Borja Blanco - SVP - Global Sales, Marketing, Business Development
So knowing GG, I know he will be disappointed if it's not 20%.
Shawn Severson - Analyst
Okay. All right, thank you.
Operator
All right. Thank you, and next we have a follow-up question from the line of Alex Potter. Please go ahead.
Alex Potter - Analyst
Yes. Thanks, guys, for the follow up. I just had a quick question here on SG&A side. You had mentioned that with the integration of PEI, you'd identified some redundancies in some areas to take cost out of structure. I was wondering if there's any more room to do that on G&A, and then also on a related note, if you have, I guess, a target on a percentage of sales basis, with the combined sales force, what you think the sales expense should be on a percentage of sales if you a target like that?
Tom Willardson - CFO
Yes -- No. I understand the question, Alex. I think when we talked about combining the sales forces there's some redundancy where they had contract manufacturer's rep out in some of the areas where we had direct sales coverage and so we thinned that down. So we are trying to keep the lid on our SG&A cost. Obviously the SG&A cost will flex and become higher if we have more revenues because commissions are included in that. We are trying to hold the line on our marketing expenses, to current levels, and if we find opportunities where we can put sales people to work and they can, you know, earn more than their salary, then we'll put those people to work. So that's an area, depending on other areas that we get into, whether we are going to expand beyond our existing sales force.

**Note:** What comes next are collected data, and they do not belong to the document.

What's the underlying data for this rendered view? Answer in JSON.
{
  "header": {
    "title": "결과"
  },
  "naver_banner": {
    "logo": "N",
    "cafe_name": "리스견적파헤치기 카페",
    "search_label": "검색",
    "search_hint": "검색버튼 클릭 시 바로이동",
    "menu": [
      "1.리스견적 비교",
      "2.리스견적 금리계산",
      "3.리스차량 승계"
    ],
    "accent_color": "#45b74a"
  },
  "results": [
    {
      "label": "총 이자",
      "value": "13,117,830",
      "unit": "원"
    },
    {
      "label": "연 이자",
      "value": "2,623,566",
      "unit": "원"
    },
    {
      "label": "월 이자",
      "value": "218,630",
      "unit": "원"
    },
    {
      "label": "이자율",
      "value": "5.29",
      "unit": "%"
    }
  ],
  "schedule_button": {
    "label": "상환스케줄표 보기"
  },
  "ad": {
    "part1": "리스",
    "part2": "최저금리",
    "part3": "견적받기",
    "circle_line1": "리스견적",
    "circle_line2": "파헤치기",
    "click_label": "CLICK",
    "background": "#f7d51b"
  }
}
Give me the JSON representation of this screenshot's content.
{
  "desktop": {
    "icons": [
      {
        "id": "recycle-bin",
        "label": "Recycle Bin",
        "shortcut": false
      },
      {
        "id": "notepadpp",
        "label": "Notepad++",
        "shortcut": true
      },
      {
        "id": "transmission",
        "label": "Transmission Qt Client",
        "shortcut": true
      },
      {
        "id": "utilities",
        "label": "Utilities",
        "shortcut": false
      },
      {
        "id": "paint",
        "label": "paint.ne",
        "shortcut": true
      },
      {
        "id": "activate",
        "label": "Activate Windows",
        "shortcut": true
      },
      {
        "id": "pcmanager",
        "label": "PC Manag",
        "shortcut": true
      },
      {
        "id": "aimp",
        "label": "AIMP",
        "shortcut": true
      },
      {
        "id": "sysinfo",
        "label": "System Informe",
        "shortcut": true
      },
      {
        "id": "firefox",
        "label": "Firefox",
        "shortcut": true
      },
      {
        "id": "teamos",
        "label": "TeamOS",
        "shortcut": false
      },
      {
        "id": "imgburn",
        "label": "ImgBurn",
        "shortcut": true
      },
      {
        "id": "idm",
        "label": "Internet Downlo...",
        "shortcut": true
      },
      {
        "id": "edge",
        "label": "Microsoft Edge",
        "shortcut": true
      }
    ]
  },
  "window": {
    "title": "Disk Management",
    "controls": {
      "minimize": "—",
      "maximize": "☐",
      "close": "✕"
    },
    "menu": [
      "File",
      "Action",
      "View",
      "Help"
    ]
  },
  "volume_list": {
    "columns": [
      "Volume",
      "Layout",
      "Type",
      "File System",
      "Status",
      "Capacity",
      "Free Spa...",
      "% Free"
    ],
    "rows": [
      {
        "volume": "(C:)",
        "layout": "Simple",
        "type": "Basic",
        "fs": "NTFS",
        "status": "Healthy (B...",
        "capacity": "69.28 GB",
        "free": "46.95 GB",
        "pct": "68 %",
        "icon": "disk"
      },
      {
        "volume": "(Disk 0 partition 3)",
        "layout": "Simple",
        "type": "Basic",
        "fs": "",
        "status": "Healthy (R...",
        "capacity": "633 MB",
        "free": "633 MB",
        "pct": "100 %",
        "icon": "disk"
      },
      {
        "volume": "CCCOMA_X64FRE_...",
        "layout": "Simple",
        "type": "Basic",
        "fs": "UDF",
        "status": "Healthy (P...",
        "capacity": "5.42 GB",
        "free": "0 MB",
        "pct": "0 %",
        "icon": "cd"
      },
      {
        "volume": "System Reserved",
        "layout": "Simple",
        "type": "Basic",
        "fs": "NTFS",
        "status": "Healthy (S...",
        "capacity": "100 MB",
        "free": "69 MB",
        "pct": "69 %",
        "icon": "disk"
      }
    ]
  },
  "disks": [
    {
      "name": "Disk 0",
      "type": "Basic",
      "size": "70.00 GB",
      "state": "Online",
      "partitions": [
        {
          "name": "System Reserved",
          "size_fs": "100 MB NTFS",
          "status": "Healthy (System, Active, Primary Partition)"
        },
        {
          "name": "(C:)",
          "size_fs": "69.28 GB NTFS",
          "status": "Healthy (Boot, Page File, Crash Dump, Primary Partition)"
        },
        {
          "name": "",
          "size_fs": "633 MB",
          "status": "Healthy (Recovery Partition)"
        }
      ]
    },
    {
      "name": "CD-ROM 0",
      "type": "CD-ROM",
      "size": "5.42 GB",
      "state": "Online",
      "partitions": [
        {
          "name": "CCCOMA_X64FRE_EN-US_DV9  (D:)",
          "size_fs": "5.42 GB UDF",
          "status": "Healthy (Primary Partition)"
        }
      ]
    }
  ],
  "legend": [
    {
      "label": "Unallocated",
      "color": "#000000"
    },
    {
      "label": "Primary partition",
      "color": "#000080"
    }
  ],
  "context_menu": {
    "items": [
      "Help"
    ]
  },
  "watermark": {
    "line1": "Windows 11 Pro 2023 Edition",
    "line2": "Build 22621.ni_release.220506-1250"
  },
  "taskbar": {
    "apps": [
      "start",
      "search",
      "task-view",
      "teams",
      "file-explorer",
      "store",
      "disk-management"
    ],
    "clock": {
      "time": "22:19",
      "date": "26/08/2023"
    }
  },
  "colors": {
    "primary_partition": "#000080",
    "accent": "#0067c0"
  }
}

I think we have a robust sales platform that's already built out, and as Borja mentioned, we are thinning out some of the redundancy, and of course, as a percentage of revenue, it depends on what the revenues are in any one quarter. So I think you'll probably see some stabilization on that SG&A line and it will sort of be headcount that moves that up or down.
Alex Potter - Analyst
Okay, so essentially if it's just G&A -- General and Administrative -- you know, you can expect -- I guess we can expect something in a somewhat stable or maybe moving up a little bit sequentially and then the S items -- the sales items -- as a percentage of sales will go up and down?
G. G. Pique - President, CEO
Yes, let me make a comment of that, because actually we have been very, very diligent here for the last 18 months controlling our SG&A and probably you won't see -- until our revenue picks up, you won't see a lot of G&A increases, you know, because we are trying to modulate the business, and also we are putting a lot of effort into the Cleantech, but to do that we have to reduce a lot of -- we have to reduce expenses in other areas. So we are following a very disciplined approach, but we do expect to see revenue increases, we do expect to see revenue increases in the Cleantech area where there's no devices that we are developing and then as we do that we'll ramp up very quickly, but following the revenue. So, I hope that answers the question.
Tom Willardson - CFO
You know, absent the amortization of intangibles which got caught up in the G&A and the increased appreciation would actually come down in our G&A expenses compared to last year.
Alex Potter - Analyst
Okay. Okay, thanks very much, guys.
G. G. Pique - President, CEO
Yes, thank you for joining us today. Tom and I will be available by phone to take follow-up questions.
Operator
Thank you. Ladies and gentlemen, this does conclude the Energy Recovery Second Quarter 2010 Conference Call. You may now disconnect.
We thank you very much for your (inaudible) conferencing; a very pleasant rest of your day.